«Наш тюремный день начинался часов в 8 утра. Проверяли нас утром в 6 часов в то время, как мы спали. Надзиратель входил в камеру и считал издали количество тел на кроватях. Мы так к этому привыкли, что шум отпираемой двери не будил нас, и мы продолжали спать. Если бы вместо кого-либо из нас положили чучело, то утренняя поверка не могла бы этого выяснить. Обслуживала каждую камеру своя дежурная, причем дежурили по очереди. От дежурства освобождались только больные и слабые (…) На обязанности дежурных было — встать раньше других, убрать камеру, вынести парашу, разделить белый хлеб и поставить самовар (…) Утренний чай пили по своим камерам. После чая дежурная мыла чайную посуду, и в камере водворялась тишина. Конституция, то есть часы молчания, по взаимному соглашению устанавливались в камерах в утренние часы до обеда и в вечерние после того, как камеры запирались», ― писали революционерки.

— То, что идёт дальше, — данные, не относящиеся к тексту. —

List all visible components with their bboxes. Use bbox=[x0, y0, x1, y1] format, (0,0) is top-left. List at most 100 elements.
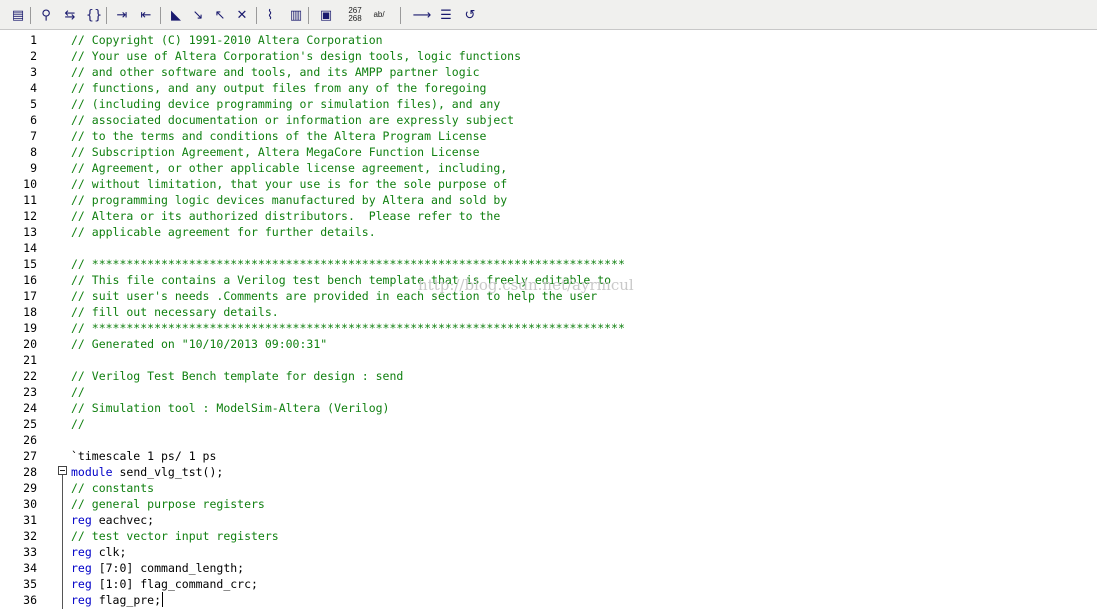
code-token: [1:0] flag_command_crc; bbox=[91, 577, 258, 591]
code-line[interactable]: // Simulation tool : ModelSim-Altera (Ve… bbox=[71, 400, 390, 416]
clear-bookmarks-icon[interactable]: ✕ bbox=[232, 6, 252, 24]
code-line[interactable]: // bbox=[71, 416, 85, 432]
code-line[interactable]: // general purpose registers bbox=[71, 496, 265, 512]
line-number: 16 bbox=[23, 273, 37, 287]
line-number: 21 bbox=[23, 353, 37, 367]
line-number: 9 bbox=[30, 161, 37, 175]
keyword-token: reg bbox=[71, 513, 92, 527]
code-line[interactable]: // bbox=[71, 384, 85, 400]
line-number: 29 bbox=[23, 481, 37, 495]
next-bookmark-icon[interactable]: ↘ bbox=[188, 6, 208, 24]
line-number: 20 bbox=[23, 337, 37, 351]
code-line[interactable]: // Copyright (C) 1991-2010 Altera Corpor… bbox=[71, 32, 383, 48]
insert-braces-icon[interactable]: {} bbox=[84, 6, 104, 24]
code-token: clk; bbox=[91, 545, 127, 559]
code-line[interactable]: // *************************************… bbox=[71, 320, 625, 336]
code-token: eachvec; bbox=[91, 513, 155, 527]
bookmark-icon[interactable]: ◣ bbox=[166, 6, 186, 24]
line-number: 24 bbox=[23, 401, 37, 415]
line-number: 2 bbox=[30, 49, 37, 63]
code-line[interactable]: // test vector input registers bbox=[71, 528, 279, 544]
fold-region-line bbox=[62, 475, 63, 609]
line-number: 6 bbox=[30, 113, 37, 127]
replace-text-icon[interactable]: ab/ bbox=[368, 6, 390, 24]
keyword-token: reg bbox=[71, 545, 92, 559]
line-number: 25 bbox=[23, 417, 37, 431]
line-number: 11 bbox=[23, 193, 37, 207]
insert-template-icon[interactable]: ▥ bbox=[286, 6, 306, 24]
code-token: send_vlg_tst(); bbox=[112, 465, 224, 479]
comment-block-icon[interactable]: ⟶ bbox=[412, 6, 432, 24]
code-line[interactable]: reg eachvec; bbox=[71, 512, 154, 528]
code-area[interactable]: // Copyright (C) 1991-2010 Altera Corpor… bbox=[71, 30, 1097, 611]
line-number: 5 bbox=[30, 97, 37, 111]
line-number: 15 bbox=[23, 257, 37, 271]
uncomment-block-icon[interactable]: ☰ bbox=[436, 6, 456, 24]
decrease-indent-icon[interactable]: ⇤ bbox=[136, 6, 156, 24]
keyword-token: reg bbox=[71, 593, 92, 607]
line-number: 19 bbox=[23, 321, 37, 335]
code-line[interactable]: module send_vlg_tst(); bbox=[71, 464, 223, 480]
toolbar-separator bbox=[308, 7, 309, 24]
code-line[interactable]: // to the terms and conditions of the Al… bbox=[71, 128, 486, 144]
code-line[interactable]: // Altera or its authorized distributors… bbox=[71, 208, 500, 224]
line-number: 23 bbox=[23, 385, 37, 399]
line-number: 4 bbox=[30, 81, 37, 95]
code-line[interactable]: // functions, and any output files from … bbox=[71, 80, 486, 96]
code-line[interactable]: // and other software and tools, and its… bbox=[71, 64, 480, 80]
line-number: 8 bbox=[30, 145, 37, 159]
toolbar-separator bbox=[106, 7, 107, 24]
line-number: 10 bbox=[23, 177, 37, 191]
code-editor[interactable]: 1 2 3 4 5 6 7 8 9 10 11 12 13 14 15 16 17 18 19 20 21 22 23 24 2… bbox=[0, 30, 1097, 611]
code-line[interactable]: // constants bbox=[71, 480, 154, 496]
code-line[interactable]: reg [1:0] flag_command_crc; bbox=[71, 576, 258, 592]
line-number: 27 bbox=[23, 449, 37, 463]
code-line[interactable]: // associated documentation or informati… bbox=[71, 112, 514, 128]
line-number: 31 bbox=[23, 513, 37, 527]
line-number: 30 bbox=[23, 497, 37, 511]
line-number: 3 bbox=[30, 65, 37, 79]
fold-collapse-icon[interactable] bbox=[58, 466, 67, 475]
code-line[interactable]: // Verilog Test Bench template for desig… bbox=[71, 368, 403, 384]
code-token: [7:0] command_length; bbox=[91, 561, 245, 575]
code-line[interactable]: // fill out necessary details. bbox=[71, 304, 279, 320]
watermark: http://blog.csdn.net/ayrmcul bbox=[418, 276, 634, 294]
line-number: 36 bbox=[23, 593, 37, 607]
keyword-token: reg bbox=[71, 561, 92, 575]
increase-indent-icon[interactable]: ⇥ bbox=[112, 6, 132, 24]
editor-toolbar: ▤ ⚲ ⇆{} ⇥ ⇤ ◣ ↘ ↖ ✕ ⌇ ▥ ▣ 267 268 ab/ ⟶ ☰ ↺ bbox=[0, 0, 1097, 30]
line-number: 33 bbox=[23, 545, 37, 559]
code-line[interactable]: reg clk; bbox=[71, 544, 126, 560]
code-line[interactable]: // programming logic devices manufacture… bbox=[71, 192, 507, 208]
find-replace-icon[interactable]: ⇆ bbox=[60, 6, 80, 24]
code-line[interactable]: // Your use of Altera Corporation's desi… bbox=[71, 48, 521, 64]
line-number: 22 bbox=[23, 369, 37, 383]
go-to-line-icon[interactable]: 267 268 bbox=[344, 6, 366, 24]
code-line[interactable]: // (including device programming or simu… bbox=[71, 96, 500, 112]
line-number: 12 bbox=[23, 209, 37, 223]
code-line[interactable]: // *************************************… bbox=[71, 256, 625, 272]
page-setup-icon[interactable]: ▤ bbox=[8, 6, 28, 24]
line-number: 1 bbox=[30, 33, 37, 47]
line-number: 34 bbox=[23, 561, 37, 575]
previous-bookmark-icon[interactable]: ↖ bbox=[210, 6, 230, 24]
text-caret bbox=[162, 592, 164, 607]
insert-file-icon[interactable]: ▣ bbox=[316, 6, 336, 24]
code-line[interactable]: // without limitation, that your use is … bbox=[71, 176, 507, 192]
code-line[interactable]: reg flag_pre; bbox=[71, 592, 161, 608]
code-line[interactable]: // Generated on "10/10/2013 09:00:31" bbox=[71, 336, 327, 352]
toolbar-separator bbox=[256, 7, 257, 24]
attach-icon[interactable]: ⌇ bbox=[262, 6, 278, 24]
code-line[interactable]: // applicable agreement for further deta… bbox=[71, 224, 376, 240]
code-line[interactable]: `timescale 1 ps/ 1 ps bbox=[71, 448, 216, 464]
line-number: 18 bbox=[23, 305, 37, 319]
undo-block-icon[interactable]: ↺ bbox=[460, 6, 480, 24]
line-number: 32 bbox=[23, 529, 37, 543]
fold-margin bbox=[56, 30, 70, 611]
code-line[interactable]: // Subscription Agreement, Altera MegaCo… bbox=[71, 144, 480, 160]
line-number: 26 bbox=[23, 433, 37, 447]
code-line[interactable]: reg [7:0] command_length; bbox=[71, 560, 244, 576]
find-icon[interactable]: ⚲ bbox=[36, 6, 56, 24]
toolbar-separator bbox=[30, 7, 31, 24]
code-line[interactable]: // Agreement, or other applicable licens… bbox=[71, 160, 507, 176]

«В смысле режима, установленного для каторжан, мы имели целый ряд поблажек и незаконных вольностей. Установилось это само собой, без особой договоренности. Держали мы себя с начальством гордо и независимо, но никакой тюремной борьбы не вели, поскольку наше начальство не давало для этого поводов. Так, к нам ни разу не была применена унизительная команда «встать», никто никогда не обращался к нам на «ты», ни разу не были применены репрессии, карцера, нас не заставляли петь молитвы, — рассказывали авторы мемуаров.― Новенькие, приезжавшие из России, где обычно в тюрьмах шла суровая борьба с администрацией, недоумевали, попав в мирную тихую обстановку, без всякой борьбы. Многим вначале казалось, что они попали в золоченую клетку, где убивают мысль о борьбе».

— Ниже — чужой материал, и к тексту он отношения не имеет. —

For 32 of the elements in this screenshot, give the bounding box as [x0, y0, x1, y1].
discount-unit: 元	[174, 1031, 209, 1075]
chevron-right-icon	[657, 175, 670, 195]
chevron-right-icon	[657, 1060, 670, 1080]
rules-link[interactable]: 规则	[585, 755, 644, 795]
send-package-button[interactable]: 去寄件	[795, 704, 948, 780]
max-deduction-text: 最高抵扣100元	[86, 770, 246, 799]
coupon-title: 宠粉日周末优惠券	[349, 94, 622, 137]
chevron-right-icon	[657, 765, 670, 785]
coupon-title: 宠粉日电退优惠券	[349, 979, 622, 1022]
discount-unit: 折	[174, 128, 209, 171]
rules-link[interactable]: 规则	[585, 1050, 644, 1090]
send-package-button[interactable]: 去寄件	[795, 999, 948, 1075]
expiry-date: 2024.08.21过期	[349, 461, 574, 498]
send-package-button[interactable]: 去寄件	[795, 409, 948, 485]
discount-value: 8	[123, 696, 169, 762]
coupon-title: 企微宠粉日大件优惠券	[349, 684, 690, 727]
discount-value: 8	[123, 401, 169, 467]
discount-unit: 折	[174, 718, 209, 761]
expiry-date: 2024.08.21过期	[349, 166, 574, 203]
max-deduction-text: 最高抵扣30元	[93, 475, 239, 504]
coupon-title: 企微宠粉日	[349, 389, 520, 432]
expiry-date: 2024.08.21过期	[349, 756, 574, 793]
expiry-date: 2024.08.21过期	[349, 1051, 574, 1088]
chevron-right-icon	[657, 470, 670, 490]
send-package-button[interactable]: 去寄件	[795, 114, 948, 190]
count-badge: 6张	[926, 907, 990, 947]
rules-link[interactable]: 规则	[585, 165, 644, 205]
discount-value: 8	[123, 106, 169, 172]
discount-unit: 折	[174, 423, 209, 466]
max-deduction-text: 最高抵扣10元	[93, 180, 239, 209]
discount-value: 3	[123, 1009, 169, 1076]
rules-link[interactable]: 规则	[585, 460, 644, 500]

«В течение длительного периода, наиболее характерного для Мальцевской 1908−1910 годов, мы гуляли в определенные часы два раза в день по два часа, перед обедом и перед ужином. В остальное время дверь, отделявшая нас от коридора уголовных, запиралась, и мы проводили большую часть нашего времени в камерах или в коридоре, куда выходили наши общие камеры»

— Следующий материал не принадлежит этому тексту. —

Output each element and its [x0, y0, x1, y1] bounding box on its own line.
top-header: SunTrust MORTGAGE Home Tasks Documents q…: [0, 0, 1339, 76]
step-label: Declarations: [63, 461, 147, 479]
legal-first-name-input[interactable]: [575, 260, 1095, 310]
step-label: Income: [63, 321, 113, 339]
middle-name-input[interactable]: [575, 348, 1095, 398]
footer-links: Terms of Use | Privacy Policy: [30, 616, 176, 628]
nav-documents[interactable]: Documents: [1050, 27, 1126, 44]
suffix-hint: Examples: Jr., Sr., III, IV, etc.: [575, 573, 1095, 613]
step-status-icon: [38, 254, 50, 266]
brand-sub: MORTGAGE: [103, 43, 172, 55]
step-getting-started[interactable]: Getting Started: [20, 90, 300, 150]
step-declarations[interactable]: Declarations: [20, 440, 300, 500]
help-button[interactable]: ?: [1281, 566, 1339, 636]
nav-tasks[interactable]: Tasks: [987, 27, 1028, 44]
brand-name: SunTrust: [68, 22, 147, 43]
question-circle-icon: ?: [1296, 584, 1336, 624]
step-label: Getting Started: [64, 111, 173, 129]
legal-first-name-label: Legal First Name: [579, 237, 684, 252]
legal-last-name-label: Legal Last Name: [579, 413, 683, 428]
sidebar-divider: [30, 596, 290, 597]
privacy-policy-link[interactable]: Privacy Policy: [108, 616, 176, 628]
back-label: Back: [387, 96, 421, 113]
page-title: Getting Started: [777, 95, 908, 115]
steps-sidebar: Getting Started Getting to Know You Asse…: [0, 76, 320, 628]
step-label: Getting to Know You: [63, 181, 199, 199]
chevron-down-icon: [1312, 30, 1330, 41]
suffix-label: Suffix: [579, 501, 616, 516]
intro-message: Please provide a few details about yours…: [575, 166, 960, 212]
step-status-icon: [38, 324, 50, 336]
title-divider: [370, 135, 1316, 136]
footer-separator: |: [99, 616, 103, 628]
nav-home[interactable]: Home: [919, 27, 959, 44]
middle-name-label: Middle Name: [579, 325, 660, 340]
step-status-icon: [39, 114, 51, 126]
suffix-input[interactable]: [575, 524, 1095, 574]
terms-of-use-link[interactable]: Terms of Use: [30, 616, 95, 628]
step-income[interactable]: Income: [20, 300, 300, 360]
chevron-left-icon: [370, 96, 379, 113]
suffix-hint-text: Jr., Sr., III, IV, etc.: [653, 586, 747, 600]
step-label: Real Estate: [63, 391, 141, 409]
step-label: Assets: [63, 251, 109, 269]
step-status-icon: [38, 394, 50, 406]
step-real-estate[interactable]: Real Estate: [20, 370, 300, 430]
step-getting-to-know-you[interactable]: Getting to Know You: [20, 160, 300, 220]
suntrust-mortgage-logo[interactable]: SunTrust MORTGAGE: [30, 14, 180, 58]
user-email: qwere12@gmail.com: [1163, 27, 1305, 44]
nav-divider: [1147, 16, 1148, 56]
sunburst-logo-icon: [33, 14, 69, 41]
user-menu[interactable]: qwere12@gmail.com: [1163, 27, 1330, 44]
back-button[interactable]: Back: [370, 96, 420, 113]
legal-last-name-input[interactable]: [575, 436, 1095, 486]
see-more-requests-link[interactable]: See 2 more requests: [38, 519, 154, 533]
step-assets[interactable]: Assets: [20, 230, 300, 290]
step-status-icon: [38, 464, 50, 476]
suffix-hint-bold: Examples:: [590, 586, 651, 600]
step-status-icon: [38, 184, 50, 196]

Помимо ношения собственной одежды и открытых камер политическим разрешали покрывать кровати своими одеялами, а бессрочницам, то есть осужденным на вечную каторгу, не приходилось носить кандалы: «кандалы валялись где-то, ожидая экстренного случая», то есть проверки.
Но это были порядки политических заключённых. У уголовниц всё было несколько иначе. «В то время, как мы занимались только самообслуживанием, они целый день выполняли тюремные уроки, вязали варежки и шили рубахи на мужские тюрьмы, сучили пряжу на казну, выполняли работы за оградой тюрьмы, стряпали на всю тюрьму», ― описывали быт женского уголовного корпуса социалистки.
«Но самым страшным для каторжанок были даже не унижения и побои ― несчастные женщины оказались беззащитны перед неприкрытым мужским интересом, проявляемым со стороны конвоя с совершенно недвусмысленными намерениями. По установившимся нормам тюремной этики, приставать к политическим барышням было не принято, зато уголовные каторжанки считались во время этапа законной добычей для сильного пола и подвергались двойному давлению ― как со стороны охраны, так и со стороны мужчин-арестантов, видевших в женском сопротивлении лишь большую обиду, презрение товарищеского долга и нарушение неписанных тюремных правил. Поэтому многие каторжанки приходили с этапа в место заключения уже будучи беременными», ― писали Радзиловская и Орестова.
Политические иногда делали для уголовных «выписки», когда это позволяли финансы, а также занимались с их детьми. «Все получаемые деньги, посылки и книги становились общей собственностью и шли в общее пользование», ― писали они. Из получаемых с воли денег каторжанкам можно было по 4 рубля 20 копеек в месяц тратить на «приварок», дополнительное питание. «Выписывали чай, сахар, картошку, иногда кету, изредка рис, яйца». «Что нас иногда особенно сближало с уголовными и давало общее настроение — это тюремные песни и пляски», ― рассказывали политички.